OPINI  

Politik Itu Seni Kemungkinan

Yakobus Dumupa, SIP, MIP, alumni Program Magister (S-2) Ilmu Pemerintahan STPMD ‘APMD’ Yogyakarta

Oleh Yakobus Dumupa

Alumni Program Magister Ilmu Pemerintahan STPMD ‘APMD’ Yogyakarta

POLITIK itu seni kemungkinan. Itu kata Pak Sutoro Eko, guru saya di STPMD Yogyakarta. Orang-orang yang berpolitik itu mengupayakan kemungkinan bagi gagasan politik mereka. Kalau gagasan itu levelnya pada pengetahuan atau pemikiran, kerja-kerja politik adalah upaya memberi ‘kaki’ agar gagasan itu bergerak.

Atau lebih dari itu, kerja politik adalah mendesak agar gagasan itu terwujud. Artinya, juga membuat gagasan itu memiliki dasar yang kokoh —salah satu nya konstitusional— dan berpijak pada kenyataan sekarang, serta imajinasi tentang masa depan.

Pada dasarnya, gagasan politik itu bertumbuh dari bawah. Sebagian pemikir politik percaya bahwa politik lahir dari brutalitas, kekacauan, kebiadaban, ketidakmanusiawian, dan sederet negativitas lain.

Kondisi asali itu tidak menjamin keberlangsungan hidup masyarakat karena masing-masing individu terancam. Karena merasa ‘yang lain’ adalah ancaman atau sumber kebinasaan, masing-masing individu bertekad melenyapkan sesamanya.

Luhur dan mulia

Politik mengandung kehendak yang luhur dan mulia. Yang pertama adalah daya untuk memperkecil kemungkinan kehancuran. Yang kedua adalah kekuatan untuk melestarikan kehidupan.

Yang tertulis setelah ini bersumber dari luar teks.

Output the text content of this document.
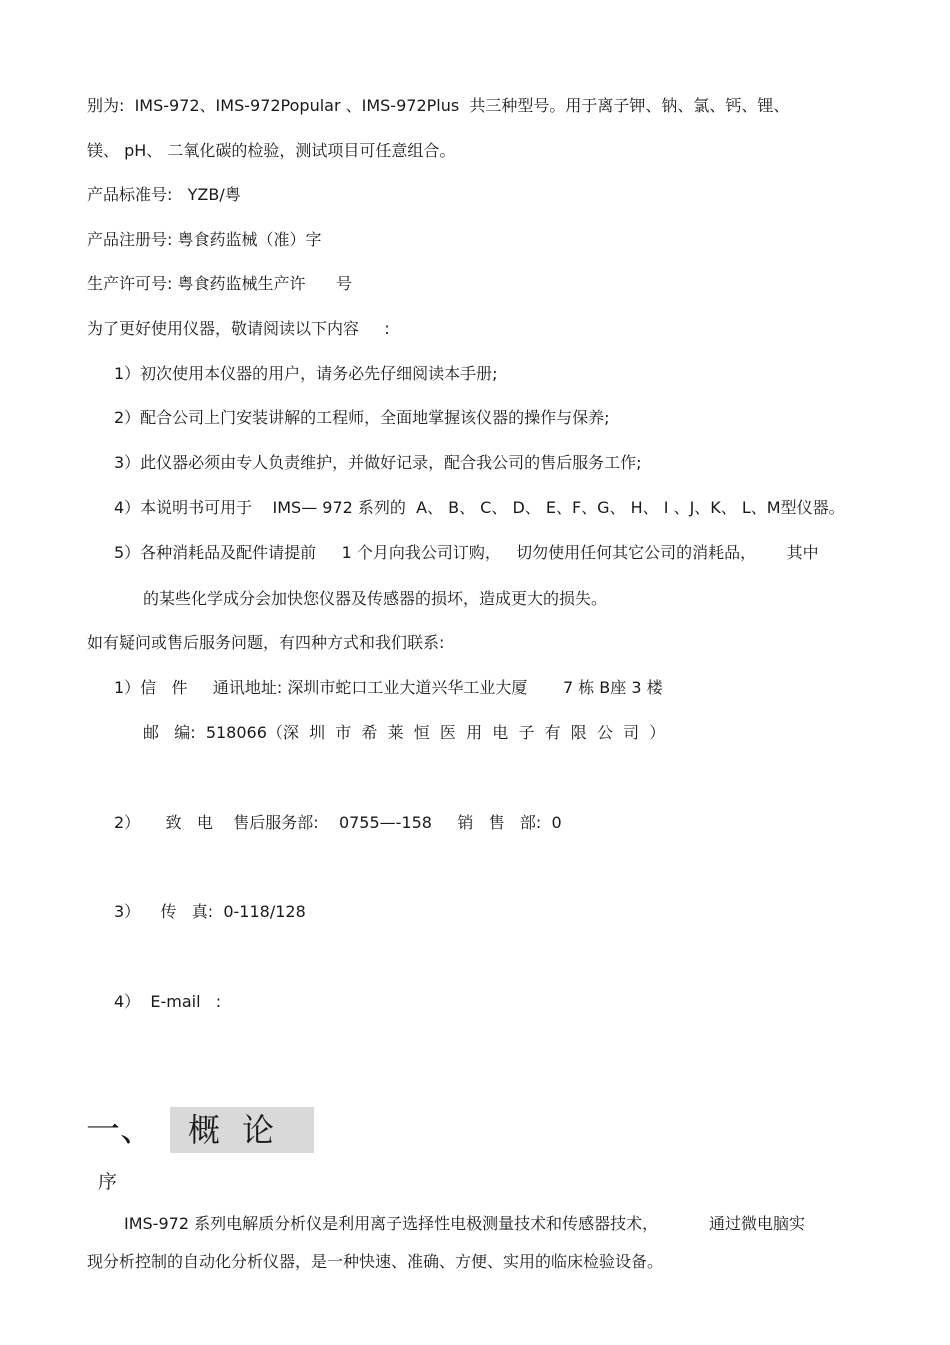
别为:  IMS-972、IMS-972Popular 、IMS-972Plus  共三种型号。用于离子钾、钠、氯、钙、锂、
镁、 pH、 二氧化碳的检验，测试项目可任意组合。
产品标准号:   YZB/粤
产品注册号: 粤食药监械（准）字
生产许可号: 粤食药监械生产许      号
为了更好使用仪器，敬请阅读以下内容     :
1）初次使用本仪器的用户，请务必先仔细阅读本手册;
2）配合公司上门安装讲解的工程师，全面地掌握该仪器的操作与保养;
3）此仪器必须由专人负责维护，并做好记录，配合我公司的售后服务工作;
4）本说明书可用于    IMS— 972 系列的  A、 B、 C、 D、 E、F、G、 H、 I 、J、K、 L、M型仪器。
5）各种消耗品及配件请提前     1 个月向我公司订购，   切勿使用任何其它公司的消耗品，      其中
的某些化学成分会加快您仪器及传感器的损坏，造成更大的损失。
如有疑问或售后服务问题，有四种方式和我们联系:
1）信   件     通讯地址: 深圳市蛇口工业大道兴华工业大厦       7 栋 B座 3 楼
邮   编:  518066（深  圳  市  希  莱  恒  医  用  电  子  有  限  公  司  ）
2）     致   电    售后服务部:    0755—-158     销   售   部:  0
3）    传   真:  0-118/128
4）  E-mail   :
一、	概论
序
IMS-972 系列电解质分析仪是利用离子选择性电极测量技术和传感器技术，          通过微电脑实
现分析控制的自动化分析仪器，是一种快速、准确、方便、实用的临床检验设备。
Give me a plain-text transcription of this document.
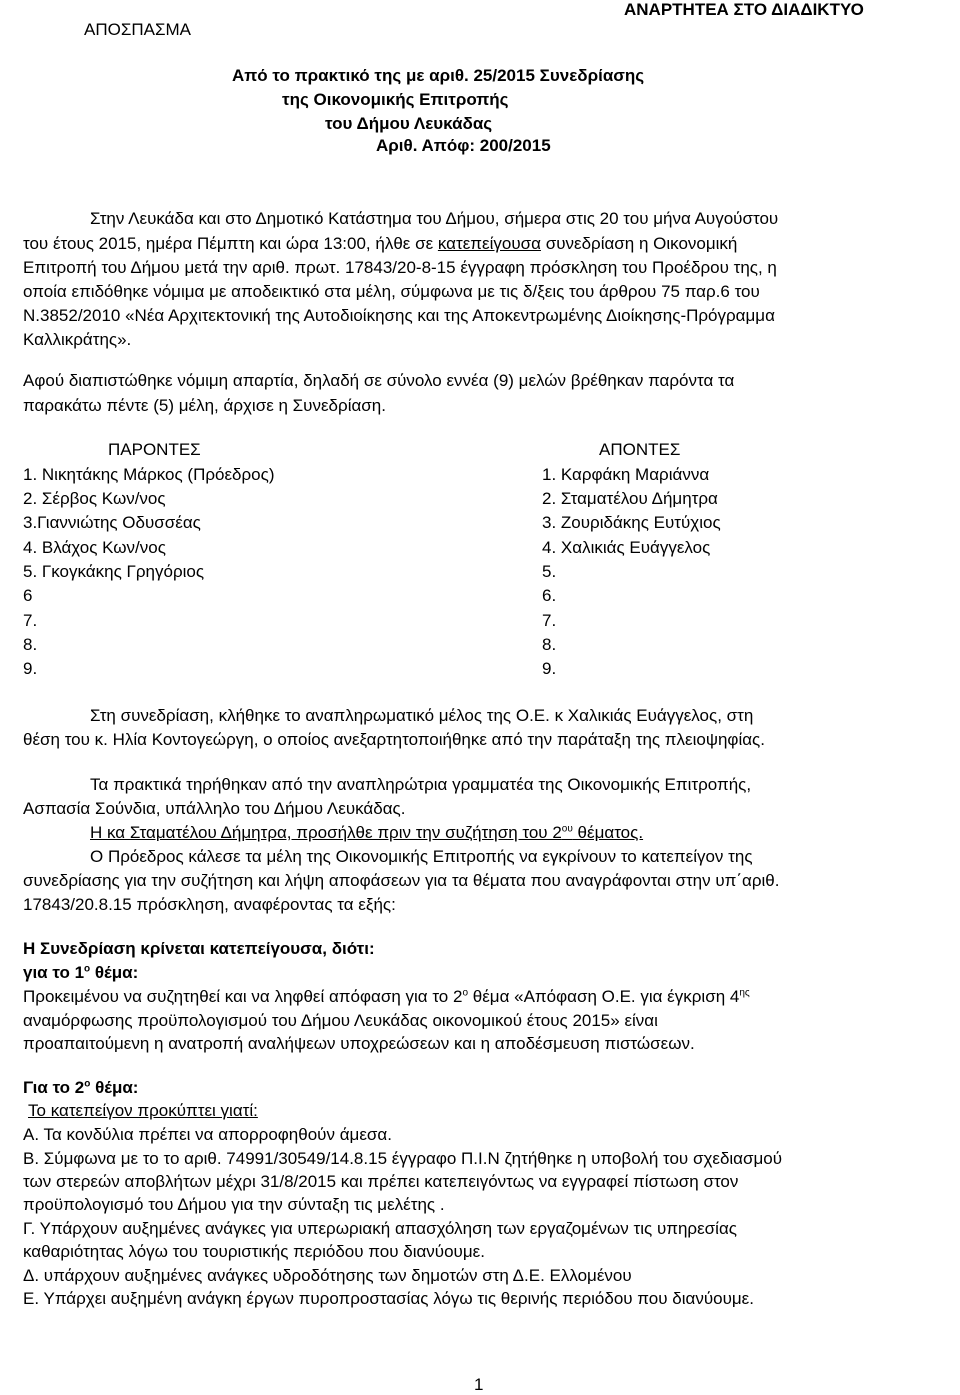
ΑΠΟΣΠΑΣΜΑ
ΑΝΑΡΤΗΤΕΑ ΣΤΟ ΔΙΑΔΙΚΤΥΟ
Από το πρακτικό της με αριθ. 25/2015 Συνεδρίασης
της Οικονομικής Επιτροπής
του Δήμου Λευκάδας
Αριθ. Απόφ: 200/2015
Στην Λευκάδα και στο Δημοτικό Κατάστημα του Δήμου, σήμερα στις 20 του μήνα Αυγούστου
του έτους 2015, ημέρα Πέμπτη και ώρα 13:00, ήλθε σε κατεπείγουσα συνεδρίαση η Οικονομική
Επιτροπή του Δήμου μετά την αριθ. πρωτ. 17843/20-8-15 έγγραφη πρόσκληση του Προέδρου της, η
οποία επιδόθηκε νόμιμα με αποδεικτικό στα μέλη, σύμφωνα με τις δ/ξεις του άρθρου 75 παρ.6 του
Ν.3852/2010 «Νέα Αρχιτεκτονική της Αυτοδιοίκησης και της Αποκεντρωμένης Διοίκησης-Πρόγραμμα
Καλλικράτης».
Αφού διαπιστώθηκε νόμιμη απαρτία, δηλαδή σε σύνολο εννέα (9) μελών βρέθηκαν παρόντα τα
παρακάτω πέντε (5) μέλη, άρχισε η Συνεδρίαση.
ΠΑΡΟΝΤΕΣ	ΑΠΟΝΤΕΣ
1. Νικητάκης Μάρκος (Πρόεδρος)
2. Σέρβος Κων/νος
3.Γιαννιώτης Οδυσσέας
4. Βλάχος Κων/νος
5. Γκογκάκης Γρηγόριος
6
7.
8.
9.
1. Καρφάκη Μαριάννα
2. Σταματέλου Δήμητρα
3. Ζουριδάκης Ευτύχιος
4. Χαλικιάς Ευάγγελος
5.
6.
7.
8.
9.
Στη συνεδρίαση, κλήθηκε το αναπληρωματικό μέλος της Ο.Ε. κ Χαλικιάς Ευάγγελος, στη
θέση του κ. Ηλία Κοντογεώργη, ο οποίος ανεξαρτητοποιήθηκε από την παράταξη της πλειοψηφίας.
Τα πρακτικά τηρήθηκαν από την αναπληρώτρια γραμματέα της Οικονομικής Επιτροπής,
Ασπασία Σούνδια, υπάλληλο του Δήμου Λευκάδας.
Η κα Σταματέλου Δήμητρα, προσήλθε πριν την συζήτηση του $2^{o\upsilon}$ θέματος.
Ο Πρόεδρος κάλεσε τα μέλη της Οικονομικής Επιτροπής να εγκρίνουν το κατεπείγον της
συνεδρίασης για την συζήτηση και λήψη αποφάσεων για τα θέματα που αναγράφονται στην υπ΄αριθ.
17843/20.8.15 πρόσκληση, αναφέροντας τα εξής:
Η Συνεδρίαση κρίνεται κατεπείγουσα, διότι:
για το $1^o$ θέμα:
Προκειμένου να συζητηθεί και να ληφθεί απόφαση για το $2^o$ θέμα «Απόφαση Ο.Ε. για έγκριση $4^{\eta\varsigma}$
αναμόρφωσης προϋπολογισμού του Δήμου Λευκάδας οικονομικού έτους 2015» είναι
προαπαιτούμενη η ανατροπή αναλήψεων υποχρεώσεων και η αποδέσμευση πιστώσεων.
Για το $2^o$ θέμα:
Το κατεπείγον προκύπτει γιατί:
Α. Τα κονδύλια πρέπει να απορροφηθούν άμεσα.
Β. Σύμφωνα με το το αριθ. 74991/30549/14.8.15 έγγραφο Π.Ι.Ν ζητήθηκε η υποβολή του σχεδιασμού
των στερεών αποβλήτων μέχρι 31/8/2015 και πρέπει κατεπειγόντως να εγγραφεί πίστωση στον
προϋπολογισμό του Δήμου για την σύνταξη τις μελέτης .
Γ. Υπάρχουν αυξημένες ανάγκες για υπερωριακή απασχόληση των εργαζομένων τις υπηρεσίας
καθαριότητας λόγω του τουριστικής περιόδου που διανύουμε.
Δ. υπάρχουν αυξημένες ανάγκες υδροδότησης των δημοτών στη Δ.Ε. Ελλομένου
Ε. Υπάρχει αυξημένη ανάγκη έργων πυροπροστασίας λόγω τις θερινής περιόδου που διανύουμε.
1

Ketiga adalah semangat untuk membuat kehidupan makin luhur. Secara utopis, kehidupan di dunia ditata sedemikian hingga menyerupai kehidupan yang paling mulia.

Dalam tatanan kehidupan masyarakat yang luhur ini tidak ada yang ditolak kemanusiaannya. Semua menikmati martabat kemanusiaannya. Tidak ada yang kelaparan. Tidak ada yang mati sia-sia, mati karena penindasan, atau mati karena disiksa.

Politik menjadi jalan untuk melenyapkan negativitas dari hidup bersama. Ia mengupayakan kemungkinan tatanan hidup bersama yang bisa menghilangan ancaman-ancaman. Politik mencarikan jalan agar ‘serigala-serigala buas’ dipaksa menjadi ‘malaikat-malaikat suci’.

Ini adalah perumpaan transformasi dari individu menjadi warga negara. Dari kesadaran eksistensi individual berkembang menjadi kesadaran eksistensi social. Dari kehendak mewujudkan kepentingan atau keselamatan diri sendiri, yaitu tidak binasa karena yang lain, berubah menjadi kepentingan untuk dapat hidup secara bersama-sama.

Apakah perubahan dari individu yang peduli dengan kepentingan sendiri menjadi warga masyarakat yang peka dan merasa bertanggung jawab atas nasib orang lain suatu proses yang alamiah? Tidak. Itu bukan hal yang terjadi dengan sendirinya.

Masyarakat terbentuk dalam sebuah proses sosial-politik dalam bentangan sejarah yang panjang. Tatanan masyarakat dibentuk. Bukan begitu saja terjadi. Mungkin di dalamnya ada konflik yang berdarah-darah, negosiasi yang alot, atau proses serupa yang lain untuk mencapai tahap tertentu. Untuk seterusnya, perkembangan-perkembangan baru dalam masyarakat modern masih terus diusahakan.

Kenyataannya, sepanjang sejarah kehidupan bersama terus bermasalah. Tatanan sosial manusia masih terus diwarnai ketidakadilan. Penyangkalan hak-hak manusia masih terjadi. Diskriminasi masih terjadi. Sebagian individu menguasai lebih banyak sumber daya daripada sebagian yang lain.

Artinya, tatanan kehidupan yang lebih adil, lebih baik, lebih menghargai kehidupan masih harus diciptakan. Tidak ada kepastian bahwa tatanan itu langsung terwujud. Tapi juga, kemungkinan bahwa sistem baru itu gagal terwujud pun masih terbuka.

Politik menemukan tempatnya di sana. Ia menjadi seni untuk menghadirkan tata kehidupan bersama yang lebih bermartabat.